Persconferentie minister Opstelten na ministerraad 29 juni 2012

INLEIDEND STATEMENT
Het is de tweede keer, ik moet precies zijn in de feiten, u kent mij ook, hier in Nieuwspoort u te woord te mogen staan om verslag uit te brengen van de besluitvorming in de ministerraad van heden.

De minister-president is in Brussel voor de Europese Raad voor regeringsleiders. Dat is u niet onbekend, u zeker niet ontgaan. Zijn vervanger, de vicepremier Verhagen,  was vanmorgen wel aanwezig, maar is vanmiddag, zeer tot zijn genoegen - vanwege de reden - verhinderd, want hij heeft verplichtingen van andere aard, als vader. Trotse vader, de diploma-uitreiking van zijn jongste kind. Zo'n mijlpaal mag je als trotse vader niet missen, zelfs niet voor een zo belangrijke gelegenheid als deze. Maar ik neem natuurlijk met alle plezier de honneurs waar.

Zoals gezegd, het was een korte ministerraad, premier Rutte is in Brussel voor de Europese Raad. Daar zijn de regeringsleiders tot diep in de nacht doorgegaan. Na afloop heeft premier Rutte gezegd dat er afspraken zijn gemaakt over versterking van de economische groei. Ook komt er een sterker Europees toezicht op de banken. Vanmorgen hebben de regeringsleiders wederom vergaderd. Na afloop geeft de minister-president zijn afsluitende persconferentie. Voor vragen denk ik verwijs ik naar uw Brusselse collega's. Ik heb trouwens begrepen dat de persconferentie ook direct wordt uitgezonden, dus daar kunnen we met z'n allen ook heel precies naar kijken en luisteren. Ik zal dat zelf ook natuurlijk doen.

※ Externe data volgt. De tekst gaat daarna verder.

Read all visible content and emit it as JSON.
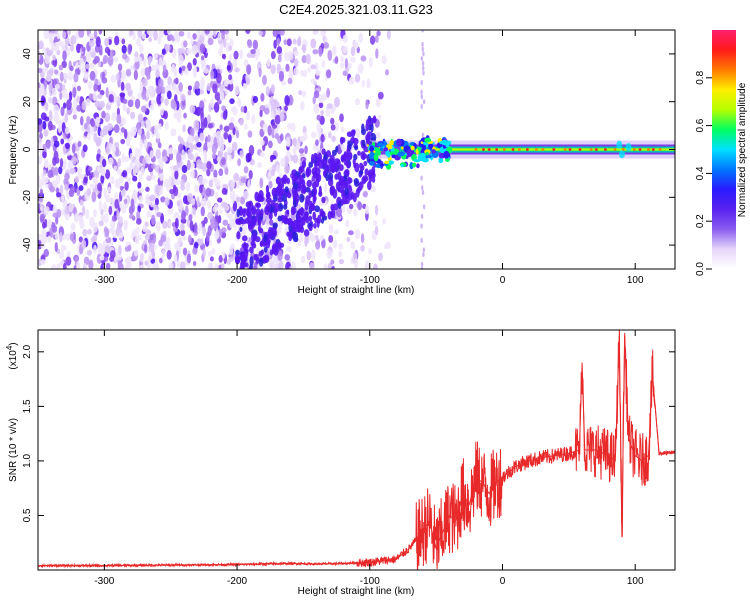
{
  "figure_title": "C2E4.2025.321.03.11.G23",
  "colorbar": {
    "label": "Normalized spectral amplitude",
    "ticks": [
      "0.0",
      "0.2",
      "0.4",
      "0.6",
      "0.8"
    ],
    "tick_values": [
      0.0,
      0.2,
      0.4,
      0.6,
      0.8
    ],
    "range": [
      0,
      1
    ],
    "colors": [
      "#ffffff",
      "#e6d6fa",
      "#8a5cf0",
      "#5a22f0",
      "#2a1aff",
      "#0077ff",
      "#00e0ff",
      "#00ff60",
      "#b6ff00",
      "#ffee00",
      "#ff7a00",
      "#ff1a1a",
      "#ff1f6e"
    ]
  },
  "chart_data": [
    {
      "type": "heatmap",
      "title": "",
      "xlabel": "Height of straight line (km)",
      "ylabel": "Frequency (Hz)",
      "xlim": [
        -350,
        130
      ],
      "ylim": [
        -50,
        50
      ],
      "x_ticks": [
        "-300",
        "-200",
        "-100",
        "0",
        "100"
      ],
      "x_tick_values": [
        -300,
        -200,
        -100,
        0,
        100
      ],
      "y_ticks": [
        "-40",
        "-20",
        "0",
        "20",
        "40"
      ],
      "y_tick_values": [
        -40,
        -20,
        0,
        20,
        40
      ],
      "features": {
        "diffuse_noise_region_x": [
          -350,
          -95
        ],
        "signal_line_frequency": 0,
        "signal_start_x": -100,
        "secondary_spike_x": -60
      }
    },
    {
      "type": "line",
      "title": "",
      "xlabel": "Height of straight line (km)",
      "ylabel": "SNR (10 * v/v)",
      "y_scale_label": "(x10",
      "y_scale_exp": "4",
      "y_scale_close": ")",
      "xlim": [
        -350,
        130
      ],
      "ylim": [
        0,
        2.2
      ],
      "x_ticks": [
        "-300",
        "-200",
        "-100",
        "0",
        "100"
      ],
      "x_tick_values": [
        -300,
        -200,
        -100,
        0,
        100
      ],
      "y_ticks": [
        "0.5",
        "1.0",
        "1.5",
        "2.0"
      ],
      "y_tick_values": [
        0.5,
        1.0,
        1.5,
        2.0
      ],
      "color": "#e8292a",
      "series": [
        {
          "name": "SNR",
          "x": [
            -350,
            -300,
            -250,
            -200,
            -160,
            -140,
            -120,
            -100,
            -80,
            -70,
            -60,
            -55,
            -50,
            -45,
            -40,
            -35,
            -30,
            -25,
            -20,
            -15,
            -10,
            -5,
            0,
            10,
            20,
            30,
            40,
            50,
            58,
            60,
            62,
            70,
            80,
            85,
            88,
            90,
            92,
            95,
            100,
            105,
            110,
            113,
            118,
            125,
            130
          ],
          "y": [
            0.04,
            0.04,
            0.045,
            0.05,
            0.06,
            0.055,
            0.06,
            0.07,
            0.1,
            0.2,
            0.35,
            0.45,
            0.2,
            0.35,
            0.5,
            0.45,
            0.7,
            0.6,
            0.85,
            0.8,
            0.7,
            0.8,
            0.85,
            0.95,
            1.0,
            1.03,
            1.05,
            1.07,
            1.1,
            1.9,
            1.1,
            1.1,
            1.05,
            1.0,
            2.15,
            0.3,
            2.15,
            1.2,
            1.05,
            1.0,
            1.05,
            1.8,
            1.07,
            1.07,
            1.08
          ]
        }
      ]
    }
  ]
}
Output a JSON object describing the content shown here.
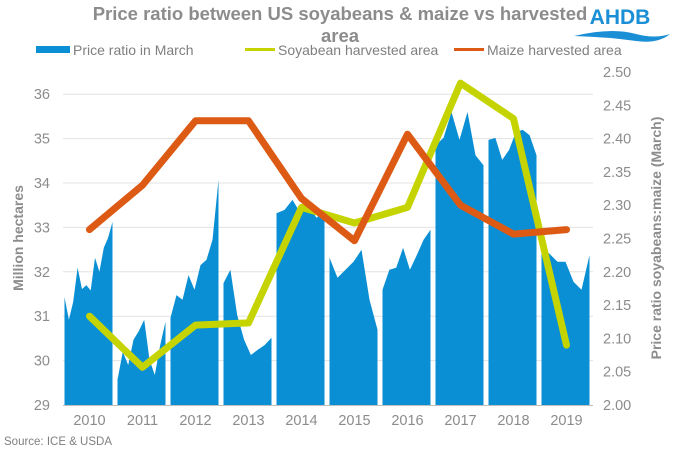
{
  "chart_data": {
    "type": "line",
    "title": "Price ratio between US soyabeans & maize vs harvested area",
    "title_lines": [
      "Price ratio between US soyabeans & maize vs harvested",
      "area"
    ],
    "logo": "AHDB",
    "source": "Source: ICE & USDA",
    "ylabel_left": "Million hectares",
    "ylabel_right": "Price ratio soyabeans:maize (March)",
    "ylim_left": [
      29,
      36.5
    ],
    "ylim_right": [
      2.0,
      2.5
    ],
    "yticks_left": [
      "29",
      "30",
      "31",
      "32",
      "33",
      "34",
      "35",
      "36"
    ],
    "yticks_right": [
      "2.00",
      "2.05",
      "2.10",
      "2.15",
      "2.20",
      "2.25",
      "2.30",
      "2.35",
      "2.40",
      "2.45",
      "2.50"
    ],
    "categories": [
      "2010",
      "2011",
      "2012",
      "2013",
      "2014",
      "2015",
      "2016",
      "2017",
      "2018",
      "2019"
    ],
    "grid": true,
    "legend_position": "top",
    "colors": {
      "price_ratio": "#0a8fd4",
      "soyabean": "#c5d400",
      "maize": "#dd5a14",
      "text": "#8c8c8c",
      "grid": "#e3e3e3",
      "logo": "#1a8fd6"
    },
    "series": [
      {
        "name": "Price ratio in March",
        "type": "area",
        "axis": "right",
        "segments": [
          [
            2.162,
            2.128,
            2.155,
            2.206,
            2.174,
            2.18,
            2.172,
            2.221,
            2.2,
            2.236,
            2.251,
            2.275
          ],
          [
            2.038,
            2.08,
            2.06,
            2.098,
            2.111,
            2.128,
            2.068,
            2.045,
            2.09,
            2.125
          ],
          [
            2.131,
            2.165,
            2.158,
            2.195,
            2.173,
            2.21,
            2.218,
            2.248,
            2.338
          ],
          [
            2.183,
            2.203,
            2.135,
            2.098,
            2.075,
            2.083,
            2.09,
            2.101
          ],
          [
            2.288,
            2.293,
            2.308,
            2.288,
            2.3,
            2.281,
            2.293
          ],
          [
            2.221,
            2.191,
            2.203,
            2.215,
            2.233,
            2.158,
            2.113
          ],
          [
            2.173,
            2.203,
            2.206,
            2.236,
            2.203,
            2.225,
            2.248,
            2.263
          ],
          [
            2.39,
            2.401,
            2.44,
            2.398,
            2.44,
            2.375,
            2.36
          ],
          [
            2.398,
            2.401,
            2.368,
            2.383,
            2.41,
            2.413,
            2.405,
            2.375
          ],
          [
            2.239,
            2.227,
            2.215,
            2.215,
            2.185,
            2.173,
            2.225
          ]
        ]
      },
      {
        "name": "Soyabean harvested area",
        "type": "line",
        "axis": "left",
        "values": [
          31.0,
          29.85,
          30.8,
          30.85,
          33.45,
          33.1,
          33.45,
          36.25,
          35.45,
          30.35
        ]
      },
      {
        "name": "Maize harvested area",
        "type": "line",
        "axis": "left",
        "values": [
          32.95,
          33.95,
          35.4,
          35.4,
          33.65,
          32.7,
          35.1,
          33.5,
          32.85,
          32.95
        ]
      }
    ]
  }
}
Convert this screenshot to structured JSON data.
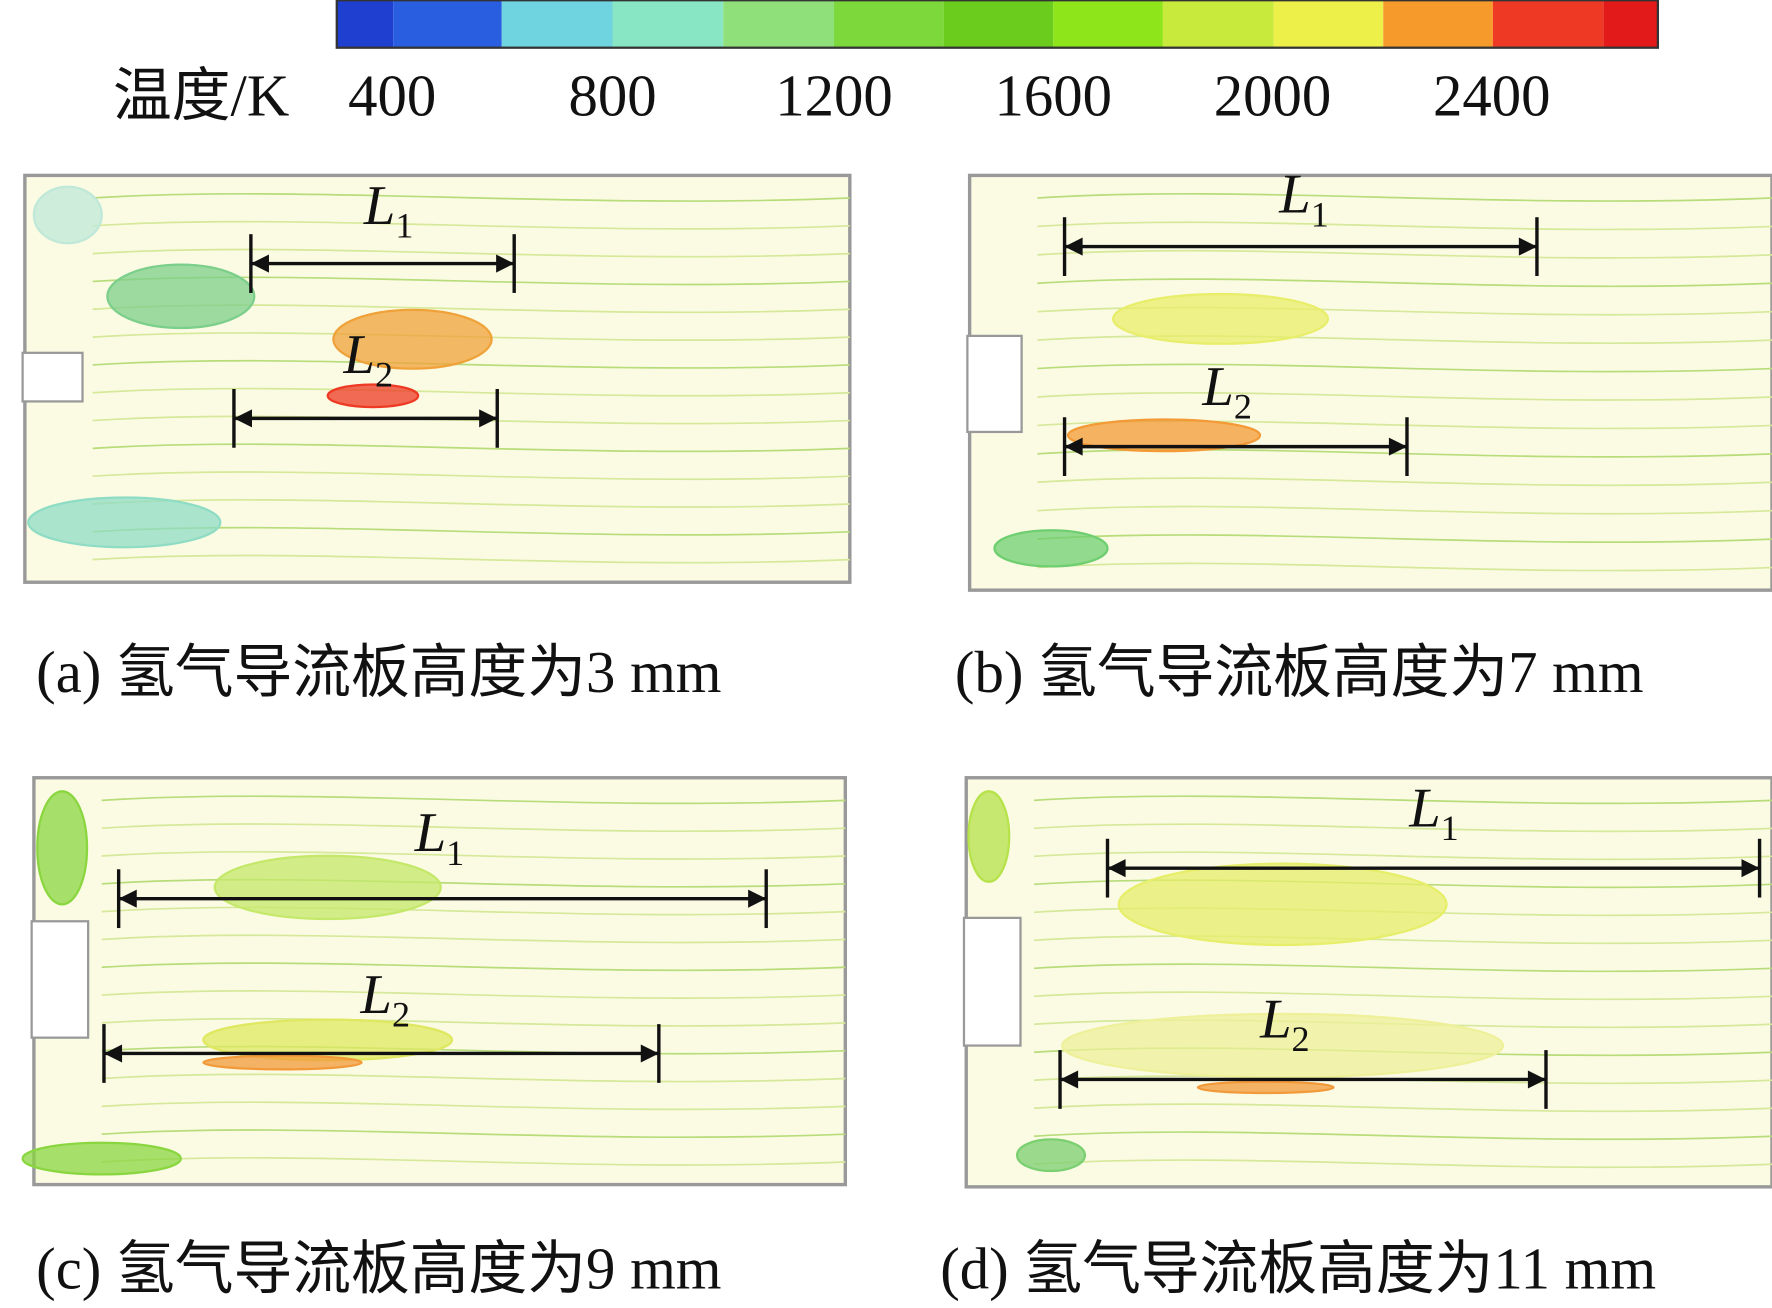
{
  "colorbar": {
    "title": "温度/K",
    "ticks": [
      400,
      800,
      1200,
      1600,
      2000,
      2400
    ]
  },
  "panels": [
    {
      "caption": "(a) 氢气导流板高度为3 mm",
      "lengths": [
        {
          "symbol": "L",
          "subscript": "1"
        },
        {
          "symbol": "L",
          "subscript": "2"
        }
      ]
    },
    {
      "caption": "(b) 氢气导流板高度为7 mm",
      "lengths": [
        {
          "symbol": "L",
          "subscript": "1"
        },
        {
          "symbol": "L",
          "subscript": "2"
        }
      ]
    },
    {
      "caption": "(c) 氢气导流板高度为9 mm",
      "lengths": [
        {
          "symbol": "L",
          "subscript": "1"
        },
        {
          "symbol": "L",
          "subscript": "2"
        }
      ]
    },
    {
      "caption": "(d) 氢气导流板高度为11 mm",
      "lengths": [
        {
          "symbol": "L",
          "subscript": "1"
        },
        {
          "symbol": "L",
          "subscript": "2"
        }
      ]
    }
  ]
}
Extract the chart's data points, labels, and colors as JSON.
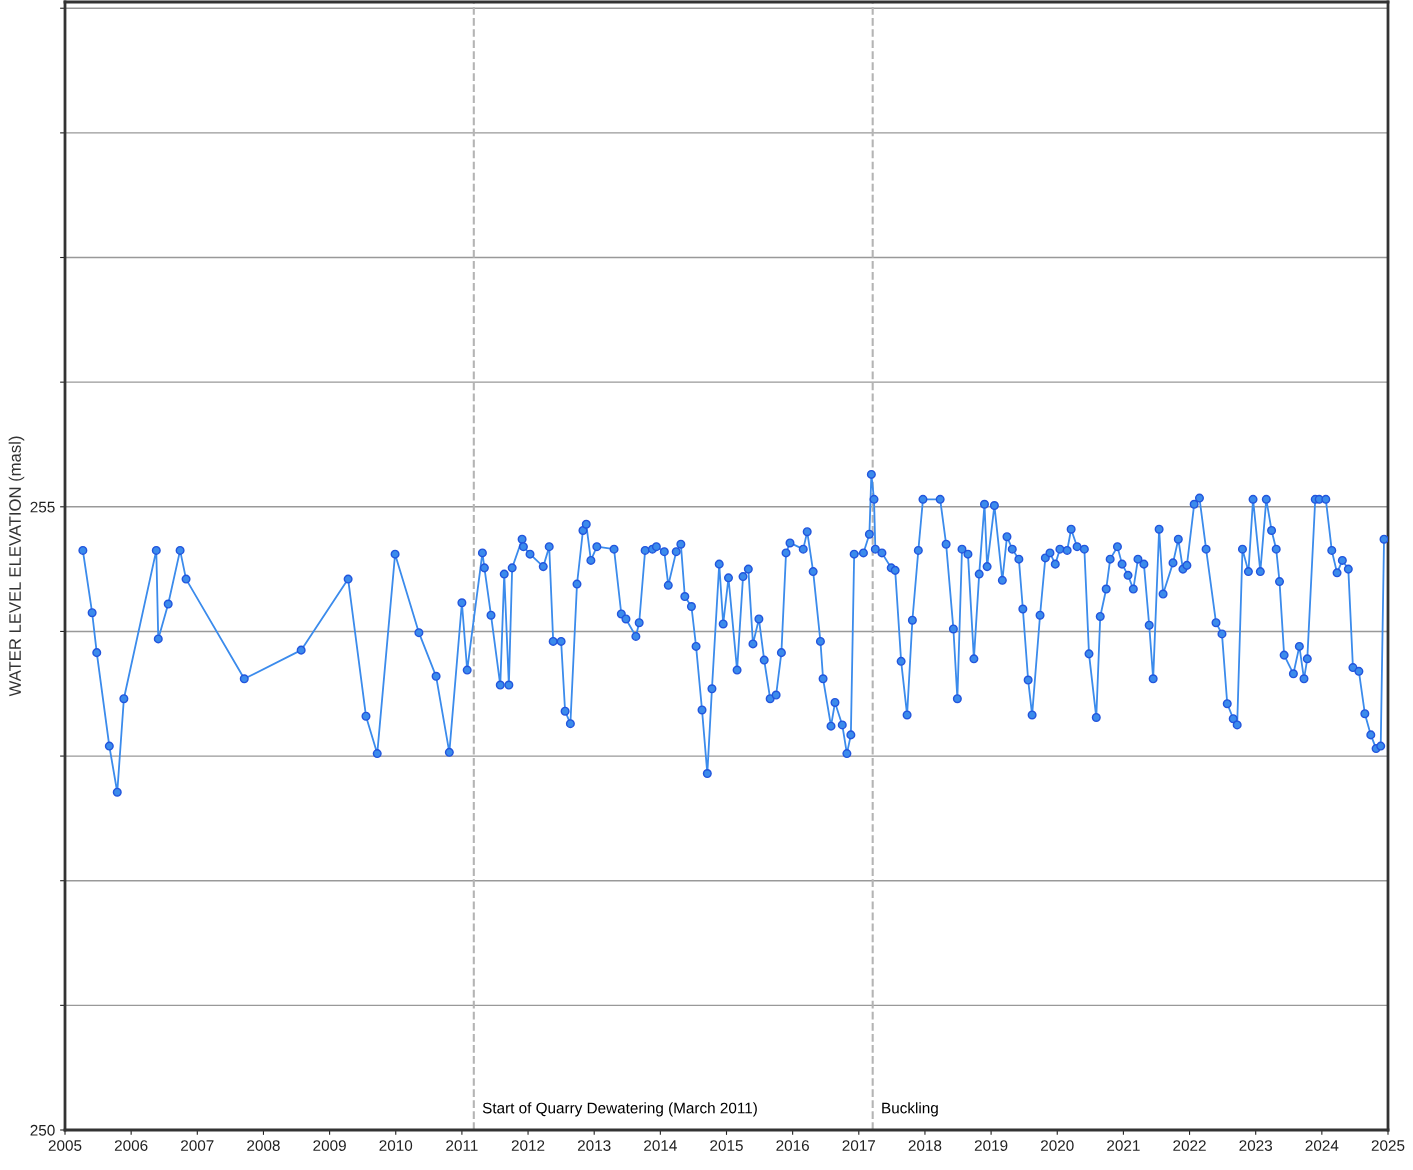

Voor de besluiten in de ministerraad verwijs ik u naar de uitgereikte persberichten. Ik noem onder meer de adviesaanvraag aan de SER over het draagvlak van het CAO-stelsel. Wij hebben de SER gevraagd of initiatieven die werkgevers en werknemers nu al nemen om het draagvlak te vergroten voldoende zijn of dat het stelsel fundamenteel moet worden herzien. Breed draagvlak onder werkgevers en werknemers is belangrijk, omdat CAO-afspraken doorgaans gelden voor alle werknemers in een sector of een bedrijf.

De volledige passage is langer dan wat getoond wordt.